Philadelphia, PA (PRWEB) February 07, 2013

On November 30, 2012, students at Warwick Elementary School gathered in the gymnasium to receive an educational presentation from Poverty Resolutions. The purpose of the assembly was to help the students gain an understanding of what it is like to live in extreme poverty and to get them to start thinking about how they can take action and make a difference.

Inspired by the presentation, Warwick students and staff have made a goal of raising enough money for the completion of a tilapia farm at the House of Hope Orphanage in Haiti. In addition to raising money, Principal Chad Watters has looked for creative ways for students to continue to learn about the challenges faced by people living in poverty around the world.

Mr.
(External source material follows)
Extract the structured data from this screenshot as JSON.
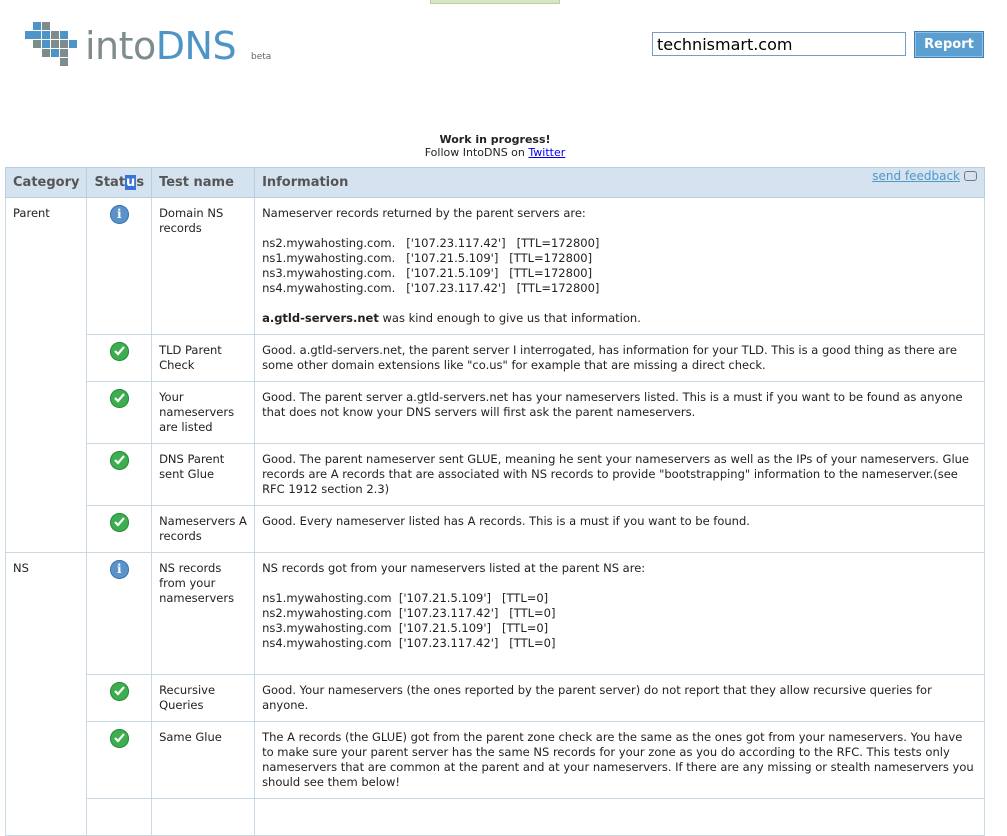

Watters explains, “We didn’t want to raise money for an organization in a vacuum. To avoid that, we kept asking ourselves how we could keep providing experiences for our students like Matt and Andrew did during their assembly – when each student wore a different colored wrist band, and learned what kind of living conditions they would experience should they live in different parts of the world. It was powerful! It was through listening to their presentation that we got some ideas we thought might resonate with the students.”

In Haiti, and in many developing countries around the world, regular trash collection does not occur and garbage is piled up in the street. This week, students at Warwick are experiencing what it would be like if there were no trash collection in their school. Rather than have the trash removed, the garbage bags are being piled in the schoolyard. Students are asked to consider how no trash removal would affect the school if it were to continue beyond just one week.

“No trash for a week is already providing a tremendous visual for the entire school. It’s going to open the door for meaningful conversations which each class can relate directly to our charity efforts, global understanding, current events, empathy…the list is pretty endless,” said Mr. Watters.

Challenges for students will continue throughout the spring, including using one pencil for a full week, not using electricity for a day, and doing chores at home to raise money for the tilapia farm project.

“The pencil challenge, the no electricity for a day challenge, and the no trash challenge are all experiences designed to teach us something about why we’re raising money for Poverty Resolutions. The kids are excited. The kids feel empowered. And we’re all learning along the way!”

About Poverty Resolutions:
Poverty Resolutions is a 501(c)(3) nonprofit organization dedicated to the eradication of dollar-a-day poverty. They aim to educate Americans to increase awareness of global poverty and to inspire them to take action. In Haiti, they provide sustainable solutions to poverty, which empower individuals and organizations to meet the needs of their communities.

Poverty Resolutions has delivered educational presentations to students from elementary school through university.